Dem Reiz der wohl bekanntesten deutschen Krimiserie erliegt immer noch ein breites Publikum.

Ich weiß nicht, wie bei Ihnen der Sonntagabend verläuft – unseren erzähle ich gern – vertraulich, versteht sich. Wir läuten den Abend stets mit dem gleichen Ritual ein. Es beginnt mit gutem Essen. Mal erfreuen wir uns an Fisch mit gedünstetem Gemüse, mal duftet das Haus bereits nach würzigem Ratatouille, wenn der Laptop gegen sieben zugeklappt wird. Der Blick wandert dann vom viel zu schnell geleerten Teller zur Wanduhr: Es ist kurz vor acht. Was dann folgt, muss nicht besprochen werden: Das benutzte Geschirr wandert in die Spülmaschine, die Weingläser werden gefüllt und eine Flasche Wasser steht bereit. Mein Mann schleicht dann unauffällig zu einer bestimmten Küchenschublade. Sie ahnen es schon, haben vielleicht sogar selbst so eine – es ist die Süßigkeitenschublade.

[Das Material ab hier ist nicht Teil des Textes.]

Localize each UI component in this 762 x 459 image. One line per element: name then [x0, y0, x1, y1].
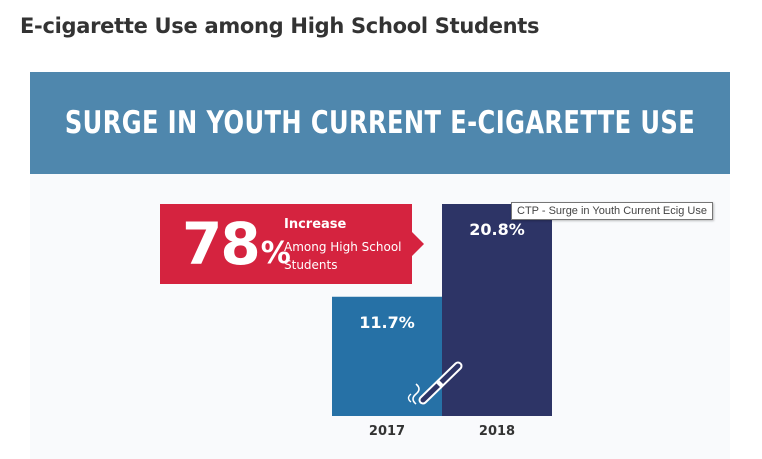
x-tick-label-2017: 2017 [369, 424, 405, 439]
bar-2018[interactable] [442, 204, 552, 416]
callout-pointer [412, 232, 424, 256]
bar-value-label-2018: 20.8% [469, 220, 525, 239]
x-tick-label-2018: 2018 [479, 424, 515, 439]
e-cigarette-icon [407, 361, 463, 405]
banner-title: SURGE IN YOUTH CURRENT E-CIGARETTE USE [64, 105, 696, 141]
callout-percentage: 78% [182, 208, 291, 280]
increase-callout [160, 204, 412, 284]
callout-label-population: Among High School Students [284, 240, 402, 272]
bar-value-label-2017: 11.7% [359, 313, 415, 332]
callout-label-increase: Increase [284, 217, 347, 232]
page-heading: E-cigarette Use among High School Studen… [20, 14, 540, 38]
hover-tooltip: CTP - Surge in Youth Current Ecig Use [511, 202, 713, 220]
callout-unit: % [260, 236, 291, 271]
callout-value: 78 [182, 210, 261, 278]
banner: SURGE IN YOUTH CURRENT E-CIGARETTE USE [30, 72, 730, 174]
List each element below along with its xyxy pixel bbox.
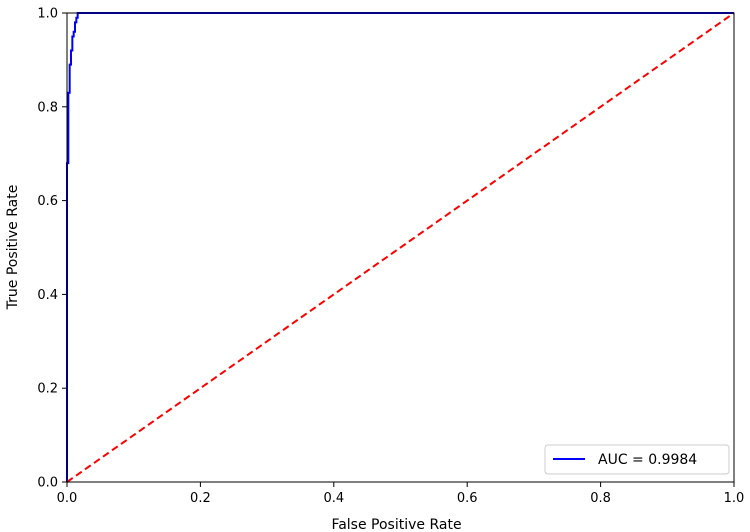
plot-area <box>66 12 735 483</box>
x-tick-label: 0.6 <box>457 491 478 506</box>
y-tick-label: 0.6 <box>37 194 58 209</box>
x-tick-label: 0.4 <box>323 491 344 506</box>
y-tick-label: 0.4 <box>37 288 58 303</box>
roc-curve-line <box>66 12 734 482</box>
legend-label-series-1: AUC = 0.9984 <box>598 452 697 468</box>
y-tick-label: 0.8 <box>37 100 58 115</box>
legend: AUC = 0.9984 <box>544 444 730 475</box>
y-tick-label: 0.2 <box>37 382 58 397</box>
plot-frame <box>66 12 735 483</box>
x-tick-label: 1.0 <box>724 491 745 506</box>
x-tick-label: 0.0 <box>57 491 78 506</box>
y-axis: 0.0 0.2 0.4 0.6 0.8 1.0 <box>37 7 67 491</box>
x-tick-label: 0.8 <box>590 491 611 506</box>
x-axis: 0.0 0.2 0.4 0.6 0.8 1.0 <box>57 482 745 506</box>
legend-box <box>544 444 730 475</box>
y-tick-label: 0.0 <box>37 476 58 491</box>
y-tick-label: 1.0 <box>37 7 58 22</box>
y-axis-label: True Positive Rate <box>5 185 21 311</box>
x-tick-label: 0.2 <box>190 491 211 506</box>
x-axis-label: False Positive Rate <box>331 517 461 532</box>
reference-diagonal-line <box>66 12 735 483</box>
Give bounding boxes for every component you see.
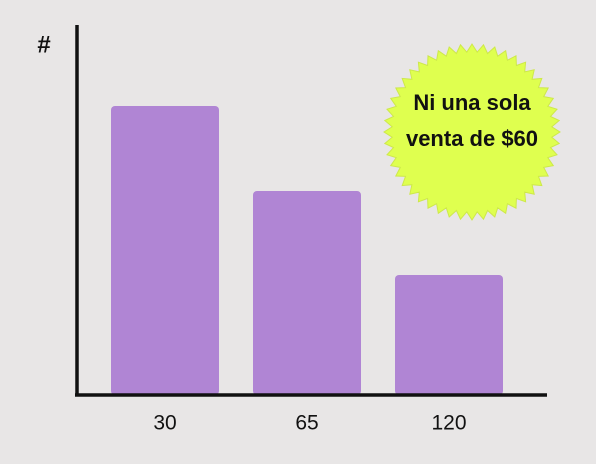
x-tick-label: 120	[431, 412, 466, 435]
annotation-line: venta de $60	[406, 126, 538, 151]
starburst	[383, 43, 561, 221]
bar	[253, 191, 361, 395]
y-axis-label: #	[37, 31, 50, 58]
bar	[111, 106, 219, 395]
annotation-line: Ni una sola	[413, 90, 531, 115]
x-tick-label: 30	[153, 412, 176, 435]
x-tick-label: 65	[295, 412, 318, 435]
bar	[395, 275, 503, 395]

Bei uns ist diese nie randvoll gefüllt mit Pralinen, Keksen und Co., aber ab und an versteckt sich dort schon eine Tafel Trauben-Nuss. Mit dieser Beute geht es danach ab ins Wohnzimmer. Die Sonntagstradition hat gleich zwei Melodien: Da wäre der längst verinnerlichte Gong der Tagesschau und die bekannten Gesichter von Hofer, Zervakis und Co. „Guten Abend, meine Damen und Herren, ich begrüße Sie zur Tagesschau.“ Dann folgen 15 Minuten weniger Gutes, viel Schlechtes und der unvermeidliche Sport. Das ist doch jeden Abend so, mögen Sie jetzt denken. Richtig! Doch was dann folgt, ist für uns typisch Sonntag – Tatort-Zeit. Es erklingt diese Melodie, bei der ich jeden auch nur um eine Oktave abweichenden Ton identifizieren würde, während die Augen des Mannes, die seit 50 Jahren den Tatort einleiten, mich nach wir vor einfangen. Nahezu alle – Tatort-Fans oder Leidenschaftslose – haben eine Meinung dazu, ob der pedantische Jan Josef Liefers in der Rolle des Professors Karl-Friedrich Boerne nun zum Brüllen komisch oder richtig nervig ist. Kein Landsmann wünscht Ballauf und Schenk nicht den Sieg über die köllsche Kriminalität oder fiebert mit, ob sich Faber und Bönisch nun endlich doch näherkommen. Man mag von den oft abwegigen und konstruierten Fällen, die so gar nichts mit deutschem Alltag zu tun haben, halten, was man will. Dem Reiz der wohl bekanntesten deutschen Krimiserie erliegt immer noch ein breites Publikum.